The historic nexus of the Baoulé ethnic group, Bouaké is an atmospheric showcase for its cooking, dancing, weaving, ceramic and sculptural traditions.
Straddling a crucial crossroads in the heart of Ivory Coast, Bouaké is 100km northeast of Yamoussoukro, 350km north of Abidjan, 250km south of Korhogo and 310km west of the Ghanaian border. Snuggled in the Vallée du Bandama, an interzone between verdant forest and the drier savannah, Bouaké has the feel of both a big city and a provincial town. In its west-central area, the university, the two football stadiums (Premier League superstars Yaya and Kolo Touré were both born in Bouaké) and the government offices are appropriately large for Ivory Coast’s second city.

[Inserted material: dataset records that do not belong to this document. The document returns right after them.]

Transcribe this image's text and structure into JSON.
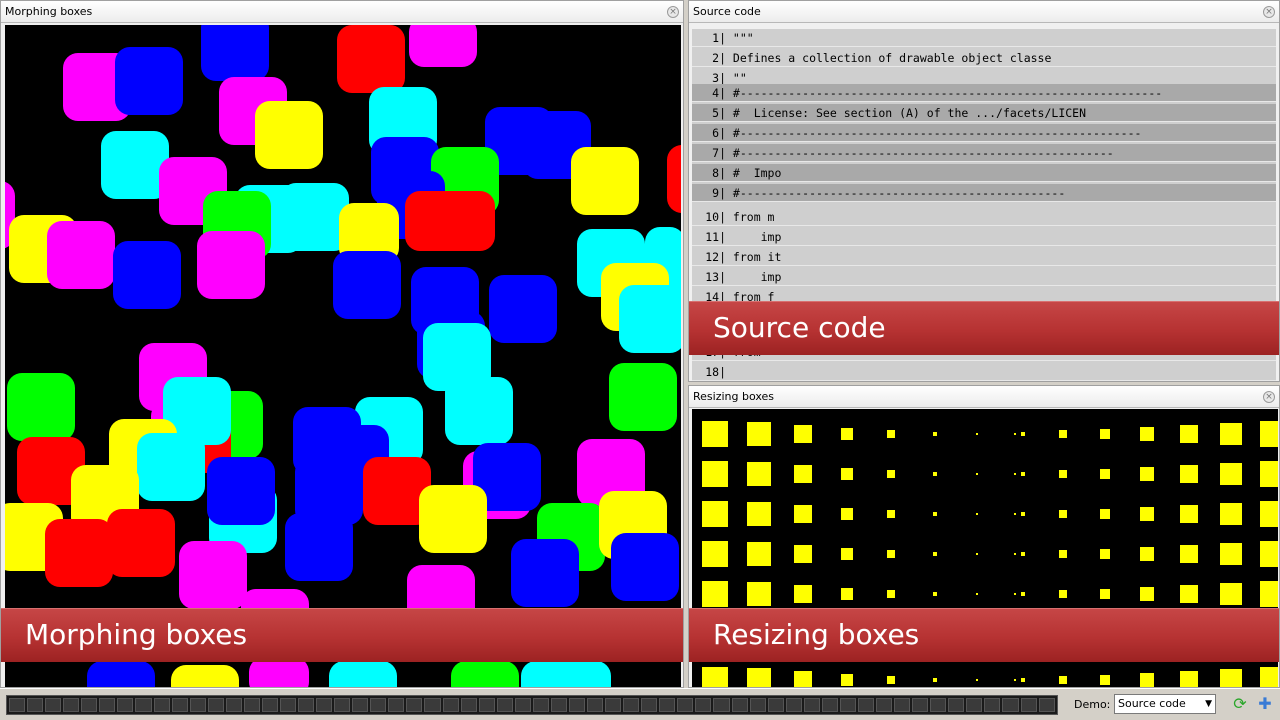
{
  "panels": {
    "morphing": {
      "title": "Morphing boxes",
      "banner": "Morphing boxes"
    },
    "source": {
      "title": "Source code",
      "banner": "Source code"
    },
    "resizing": {
      "title": "Resizing boxes",
      "banner": "Resizing boxes"
    }
  },
  "close_glyph": "×",
  "code_lines": [
    {
      "n": "1|",
      "text": "\"\"\"",
      "dark": false
    },
    {
      "n": "2|",
      "text": "Defines a collection of drawable object classe",
      "dark": false
    },
    {
      "n": "3|",
      "text": "\"\"",
      "dark": false
    },
    {
      "n": "4|",
      "text": "#-------------------------------------------------------------",
      "dark": true
    },
    {
      "n": "5|",
      "text": "#  License: See section (A) of the .../facets/LICEN",
      "dark": true
    },
    {
      "n": "6|",
      "text": "#----------------------------------------------------------",
      "dark": true
    },
    {
      "n": "7|",
      "text": "#------------------------------------------------------",
      "dark": true
    },
    {
      "n": "8|",
      "text": "#  Impo",
      "dark": true
    },
    {
      "n": "9|",
      "text": "#-----------------------------------------------",
      "dark": true
    },
    {
      "n": "10|",
      "text": "from m",
      "dark": false
    },
    {
      "n": "11|",
      "text": "    imp",
      "dark": false
    },
    {
      "n": "12|",
      "text": "from it",
      "dark": false
    },
    {
      "n": "13|",
      "text": "    imp",
      "dark": false
    },
    {
      "n": "14|",
      "text": "from f",
      "dark": false
    },
    {
      "n": "17|",
      "text": "from",
      "dark": false
    },
    {
      "n": "18|",
      "text": "",
      "dark": false
    }
  ],
  "statusbar": {
    "demo_label": "Demo:",
    "demo_value": "Source code",
    "dropdown_arrow": "▼",
    "refresh_glyph": "⟳",
    "add_glyph": "✚"
  },
  "colors": {
    "magenta": "#ff00ff",
    "blue": "#0000ff",
    "cyan": "#00ffff",
    "yellow": "#ffff00",
    "red": "#ff0000",
    "green": "#00ff00",
    "banner": "#b83333"
  }
}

However, the quiet cafés and low-key markets of Quartier du Commerce smack more of a sleepy southern French ville circa 1960.
The Disabled Artisans’ Centre in Bouaké is an admirably unique enterprise © Alex Sebley
Aside from the odd bullet-holed house and the presence of a UN base, there are few signs now that Bouaké was the scene of some of the heaviest fighting during the first civil war (1999–2004) and its aftermath. Many who were displaced during those dark years have been steadily returning since peace was declared in 2007. Sadly though, the war did for a lot of the cultural enterprises that used to define Bouaké as the historic capital of the proud, long-established and influential Baoulé ethnic group. You can, however, still find plenty of oldworld art, craft, music and cookery – not to say wondrous ecotourism draws – in the rural cantons around the city.